Doors Open swings into action this weekend with tours showcasing Toronto’s architecture. Look up. Our city’s builders have left us with a rich history. But we haven’t always appreciated those gems that have gotten in the way of development.

It was this weekend one year ago, coincidentally, that the city called in bulldozers to raze Walnut Hall, the last row of 19th-century Georgian townhouses left in the city.

After years of neglect, the row at Jarvis and Shuter had become a safety hazard. A proposal for a 20-storey hotel has been pitched for the parking lot next door, on the corner of Jarvis and Shuter. We’re told local councillor Kyle Rae has seen plans for a “residential building,” aka condo, but so far nothing concrete for the Walnut Hall site. Seems the heritage designation, which carries over even though Walnut Hall no longer exists, is complicating matters.

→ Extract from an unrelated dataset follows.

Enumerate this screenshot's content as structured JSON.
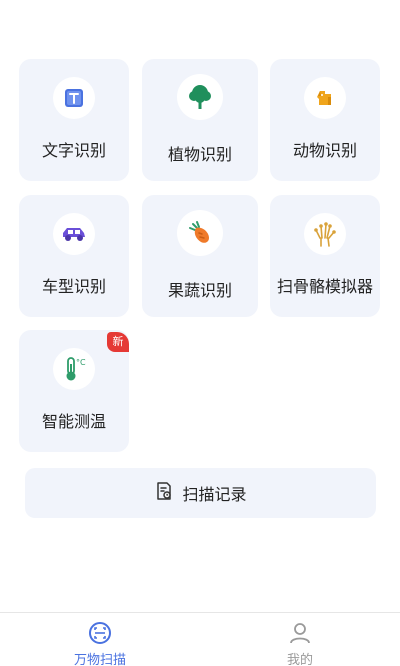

Preservation guidelines may require that bricks saved from Walnut Hall are incorporated into the facade of any new building that goes up on the site. A few bricks. Maybe a plaque. Yeah. That should make preservationists feel better. Well, not really. But that hotel plan looming large next door may have more to say about what ends up on the Walnut Hall site. Right now it’s seriously squeezed. Too squeezed to fit neatly in the space being proposed.

The developer is asking for twice the allowable height limit. What are the odds the hotel’s proponents will need to swallow up the Walnut Hall space to make a 20-storey building sellable to the city on the corner? We’d say pretty good, give or take a few hundred bricks or two.

Enjoy Doors Open this weekend.

Above: the site of the now-extinct Walnut Hall.